Mr Jackson will leave his post almost immediately and is due to start at Channel 4 on 1 June, where he is expected to make big changes to the channel's output.

In the past he has been critical of its programmes, describing it as a "lager channel" chasing young, upwardly mobile men. Industry insiders believe that he will move the channel away from controversial youth programmes like The Girlie Show or Eurotrash. He is also known to believe that the award-winning Channel 4 News might need modernising - he was prevented from modernising the news while at the BBC. The Big Breakfast, which has just had its contract renewed, will be "looked at hard"according to sources close to Mr Jackson.

He is known to believe that many Channel 4 programmes, such as the pursuit game show Wanted, are good ideas badly executed. Quality control will be expected to improve and he plans an overhaul of the channel's loose commissioning structure. "There is a feeling that Channel 4 has got lazy," says the source.

There will be more of the "leisure interest programmes" that cover gardening, motoring or cookery and these may replace some of the channel's more obscure documentary strands.

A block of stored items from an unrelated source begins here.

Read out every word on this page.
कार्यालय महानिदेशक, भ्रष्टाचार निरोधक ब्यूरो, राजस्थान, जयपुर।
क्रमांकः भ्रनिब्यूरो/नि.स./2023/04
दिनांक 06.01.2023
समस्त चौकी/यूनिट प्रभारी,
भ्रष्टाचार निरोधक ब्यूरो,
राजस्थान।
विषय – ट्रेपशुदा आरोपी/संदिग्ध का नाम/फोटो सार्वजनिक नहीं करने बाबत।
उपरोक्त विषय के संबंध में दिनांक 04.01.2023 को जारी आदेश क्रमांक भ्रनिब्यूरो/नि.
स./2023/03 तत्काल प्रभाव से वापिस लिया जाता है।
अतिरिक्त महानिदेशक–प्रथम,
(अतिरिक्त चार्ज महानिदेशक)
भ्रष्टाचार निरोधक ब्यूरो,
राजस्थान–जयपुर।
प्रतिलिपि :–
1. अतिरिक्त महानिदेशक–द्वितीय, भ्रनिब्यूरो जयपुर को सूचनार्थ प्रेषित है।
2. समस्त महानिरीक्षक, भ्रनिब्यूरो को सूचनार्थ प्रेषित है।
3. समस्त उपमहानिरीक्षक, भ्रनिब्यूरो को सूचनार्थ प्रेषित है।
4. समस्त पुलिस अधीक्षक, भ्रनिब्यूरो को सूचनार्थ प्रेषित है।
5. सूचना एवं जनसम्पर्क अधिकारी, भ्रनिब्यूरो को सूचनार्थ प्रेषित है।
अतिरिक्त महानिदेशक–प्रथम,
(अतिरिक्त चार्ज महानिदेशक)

Mr Jackson was responsible for BBC 2's late-night arts show The Late Show when he first joined in 1987 from a career as an independent producer for Channel 4. Latterly he has been credited with kicking off the costume drama boom by commissioning the BBC's adaptation of Middlemarch which was both a critical and ratings success.

However, not all of Mr Jackson's output has been highbrow. At BBC2, he was responsible for Fantasy Football - in which lager is actually drunk - The X-Files and Mrs Merton. "He is fantastically catholic in a way that no one else ever is," said Jane Root, head of the BBC's independent commissioning group and a friend of Mr Jackson's for 15 years. Currently his favourite BBC1 programme is the consumer affairs show Watchdog.

Mr Jackson was offered the job on 22 April, but has been negotiating to bring some of his own people with him. He has also been asking the channel's board to clarify the remit of the job and long-term strategy. The channel is planning an arts movie channel that will broadcast on digital television and is also interested in some form of overseas expansion.

Channel 4 insiders were depressed at the appointment. Mr Jackson defeated their popular director of programmes, John Willis, who is on leave; sources in the channel believe he will be the first of many departures.

Mark Thompson, the controller of BBC2, will temporarily take over Mr Jackson's roles at the BBC, and a permanent replacement is expected to be in place within the month.